Oakland County finished counting most of it's absentee ballots by 6 p.m., but jurisdictions like Dearborn expect to be counting until at least midnight.
Benson has warned the increase in absentee ballots, which clerks are unable to process before 7 a.m. on election day, could keep clerks working through the night and delay results by one to two days.
Absentee ballots usually take more time to process because of the time it takes to verify the signature on the envelope, open the envelope and feed the ballot through the tabulator.
On Tuesday, she urged the Legislature to pass laws allowing clerks to at least pre-process ballots before the opening of polls. The allowance will be especially important in November, when absentee numbers could increase to 3 million, Benson said.

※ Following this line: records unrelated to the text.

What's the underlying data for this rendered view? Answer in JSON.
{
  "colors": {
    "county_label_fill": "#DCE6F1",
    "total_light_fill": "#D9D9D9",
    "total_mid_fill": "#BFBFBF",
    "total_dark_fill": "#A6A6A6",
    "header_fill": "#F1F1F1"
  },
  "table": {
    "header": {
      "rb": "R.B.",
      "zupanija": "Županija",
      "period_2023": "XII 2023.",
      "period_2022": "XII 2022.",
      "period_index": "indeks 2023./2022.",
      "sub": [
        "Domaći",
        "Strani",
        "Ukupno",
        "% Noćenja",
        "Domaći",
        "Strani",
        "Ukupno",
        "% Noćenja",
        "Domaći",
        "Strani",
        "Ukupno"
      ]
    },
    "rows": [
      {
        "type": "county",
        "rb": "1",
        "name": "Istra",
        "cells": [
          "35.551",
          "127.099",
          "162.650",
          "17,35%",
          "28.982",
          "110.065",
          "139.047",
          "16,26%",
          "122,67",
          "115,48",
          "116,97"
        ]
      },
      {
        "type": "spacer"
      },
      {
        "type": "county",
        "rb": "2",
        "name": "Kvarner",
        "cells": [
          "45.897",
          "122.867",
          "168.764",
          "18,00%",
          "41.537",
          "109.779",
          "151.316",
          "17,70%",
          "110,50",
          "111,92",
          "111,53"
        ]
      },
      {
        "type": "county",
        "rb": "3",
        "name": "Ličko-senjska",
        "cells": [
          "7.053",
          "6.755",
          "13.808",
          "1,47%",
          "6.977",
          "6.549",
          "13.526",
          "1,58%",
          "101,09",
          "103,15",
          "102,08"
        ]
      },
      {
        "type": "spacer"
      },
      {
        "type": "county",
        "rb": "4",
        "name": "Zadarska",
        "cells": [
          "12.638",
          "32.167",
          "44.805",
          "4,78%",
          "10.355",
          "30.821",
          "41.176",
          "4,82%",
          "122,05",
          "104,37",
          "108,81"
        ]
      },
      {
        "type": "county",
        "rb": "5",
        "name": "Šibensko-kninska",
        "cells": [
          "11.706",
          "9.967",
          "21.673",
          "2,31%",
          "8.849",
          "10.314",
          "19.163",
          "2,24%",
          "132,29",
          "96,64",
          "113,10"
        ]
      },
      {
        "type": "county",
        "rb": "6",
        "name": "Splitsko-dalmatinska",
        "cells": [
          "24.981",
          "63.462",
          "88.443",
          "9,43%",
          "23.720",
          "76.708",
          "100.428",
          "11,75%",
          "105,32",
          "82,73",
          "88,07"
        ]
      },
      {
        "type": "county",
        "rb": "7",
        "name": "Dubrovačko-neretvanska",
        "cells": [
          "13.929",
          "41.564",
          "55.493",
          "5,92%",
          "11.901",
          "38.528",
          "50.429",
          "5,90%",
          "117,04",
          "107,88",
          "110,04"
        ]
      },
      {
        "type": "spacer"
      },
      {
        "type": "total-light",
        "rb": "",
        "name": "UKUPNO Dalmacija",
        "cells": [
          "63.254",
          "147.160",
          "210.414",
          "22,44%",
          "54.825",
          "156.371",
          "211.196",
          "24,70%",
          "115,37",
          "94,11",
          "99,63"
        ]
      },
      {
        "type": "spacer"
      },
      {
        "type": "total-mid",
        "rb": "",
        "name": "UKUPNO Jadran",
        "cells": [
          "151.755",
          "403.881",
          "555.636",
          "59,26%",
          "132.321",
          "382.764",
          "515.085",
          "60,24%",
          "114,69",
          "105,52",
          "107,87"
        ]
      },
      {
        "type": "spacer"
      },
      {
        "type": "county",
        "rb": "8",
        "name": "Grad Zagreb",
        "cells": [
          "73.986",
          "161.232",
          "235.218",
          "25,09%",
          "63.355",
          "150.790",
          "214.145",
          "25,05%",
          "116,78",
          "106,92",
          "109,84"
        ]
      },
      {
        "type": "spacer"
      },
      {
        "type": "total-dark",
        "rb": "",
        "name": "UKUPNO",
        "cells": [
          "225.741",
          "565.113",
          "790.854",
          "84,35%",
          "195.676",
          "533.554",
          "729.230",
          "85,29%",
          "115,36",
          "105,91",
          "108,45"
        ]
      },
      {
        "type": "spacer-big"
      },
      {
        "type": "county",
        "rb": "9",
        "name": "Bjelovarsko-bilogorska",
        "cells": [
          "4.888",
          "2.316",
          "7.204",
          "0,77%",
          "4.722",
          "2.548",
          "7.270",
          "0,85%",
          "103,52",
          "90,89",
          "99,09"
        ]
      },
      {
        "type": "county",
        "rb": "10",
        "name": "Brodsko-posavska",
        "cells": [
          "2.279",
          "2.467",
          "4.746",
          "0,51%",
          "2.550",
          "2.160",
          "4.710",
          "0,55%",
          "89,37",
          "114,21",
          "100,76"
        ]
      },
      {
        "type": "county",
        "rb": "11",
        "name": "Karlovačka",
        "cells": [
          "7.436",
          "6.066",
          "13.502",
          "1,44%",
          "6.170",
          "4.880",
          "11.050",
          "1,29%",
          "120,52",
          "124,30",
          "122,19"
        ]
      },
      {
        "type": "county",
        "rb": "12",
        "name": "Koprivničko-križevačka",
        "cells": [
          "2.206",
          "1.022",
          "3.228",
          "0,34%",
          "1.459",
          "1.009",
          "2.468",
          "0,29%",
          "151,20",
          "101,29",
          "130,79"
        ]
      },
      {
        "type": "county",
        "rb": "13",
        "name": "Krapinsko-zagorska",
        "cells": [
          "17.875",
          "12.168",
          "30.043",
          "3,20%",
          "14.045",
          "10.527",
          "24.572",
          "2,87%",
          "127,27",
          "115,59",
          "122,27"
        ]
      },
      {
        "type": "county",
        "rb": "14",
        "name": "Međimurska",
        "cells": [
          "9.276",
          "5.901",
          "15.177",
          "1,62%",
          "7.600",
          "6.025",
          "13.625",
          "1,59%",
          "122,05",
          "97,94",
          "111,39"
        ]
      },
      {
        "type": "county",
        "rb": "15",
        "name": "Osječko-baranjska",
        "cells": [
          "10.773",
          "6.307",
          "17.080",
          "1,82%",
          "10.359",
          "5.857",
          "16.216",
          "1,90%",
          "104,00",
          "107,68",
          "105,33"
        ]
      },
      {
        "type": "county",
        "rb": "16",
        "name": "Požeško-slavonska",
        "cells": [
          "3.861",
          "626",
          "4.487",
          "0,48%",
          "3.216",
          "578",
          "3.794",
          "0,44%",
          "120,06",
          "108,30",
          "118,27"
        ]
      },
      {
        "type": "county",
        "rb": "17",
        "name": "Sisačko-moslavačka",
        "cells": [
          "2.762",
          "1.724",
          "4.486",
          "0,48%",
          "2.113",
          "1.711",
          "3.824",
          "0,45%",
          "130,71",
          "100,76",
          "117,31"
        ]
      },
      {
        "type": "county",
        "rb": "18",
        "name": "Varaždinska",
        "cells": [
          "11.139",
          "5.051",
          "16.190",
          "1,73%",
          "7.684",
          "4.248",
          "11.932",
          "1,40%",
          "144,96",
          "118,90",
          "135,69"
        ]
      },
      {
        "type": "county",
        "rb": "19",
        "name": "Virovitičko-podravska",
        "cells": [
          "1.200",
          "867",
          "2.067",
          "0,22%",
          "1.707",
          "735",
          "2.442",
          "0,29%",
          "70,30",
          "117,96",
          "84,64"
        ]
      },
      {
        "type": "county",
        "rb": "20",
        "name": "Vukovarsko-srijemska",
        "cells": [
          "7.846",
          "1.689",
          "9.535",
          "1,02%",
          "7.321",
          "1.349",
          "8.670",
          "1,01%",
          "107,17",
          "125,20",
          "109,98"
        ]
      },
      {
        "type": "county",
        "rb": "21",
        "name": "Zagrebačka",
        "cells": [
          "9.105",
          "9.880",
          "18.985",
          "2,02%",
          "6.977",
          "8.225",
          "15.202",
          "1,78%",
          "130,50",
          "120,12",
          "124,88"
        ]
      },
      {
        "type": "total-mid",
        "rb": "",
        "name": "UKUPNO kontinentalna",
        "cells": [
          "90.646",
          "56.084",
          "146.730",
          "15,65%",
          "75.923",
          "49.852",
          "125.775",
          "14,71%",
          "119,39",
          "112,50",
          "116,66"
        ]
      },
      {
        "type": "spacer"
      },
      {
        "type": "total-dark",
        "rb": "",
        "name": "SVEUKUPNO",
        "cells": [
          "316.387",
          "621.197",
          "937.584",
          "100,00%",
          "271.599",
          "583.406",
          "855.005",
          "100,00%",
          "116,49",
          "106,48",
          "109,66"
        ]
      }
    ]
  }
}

"None of us want to be the last state in November to report our results," Benson said. "What we’ve seen today is a system that’s essentially met its limits.”
The cities with the largest absentee hauls as of Monday include Detroit, where 104,322 absentee ballots were issued and 64,400 were received; Grand Rapids, where 35,734 absentee ballots were issued and 22,159 received; and Ann Arbor, where 35,101 ballots were issued and 22,178 were received.
Clinton and Canton townships and the cities of Livonia, Sterling Heights, Warren, Farmington Hills and Lansing also ranked among the top 10 for absentee ballot requests and returns as of Monday night.
Clerks throughout the state were reporting relatively smooth operations Tuesday morning, with fewer people at the polls and more voting by absentee, Rollow said. In fact, Rollow said, some of the only lines were at dropboxes as voters line up to drop off their absentee ballots.
Benson spoke to Detroit voters late Tuesday morning about the COVID precautions with voting.
“When they show up, you see not a lot of crowds, not a lot of lines and a lot of protocol in place,” Benson said, standing outside her local polling station, Louis Pasteur Elementary School on the city’s southeast side. “People are wearing masks, gloves and (using) hand sanitizer to make sure that everything's going smoothly and no one has to risk their health in order to vote.”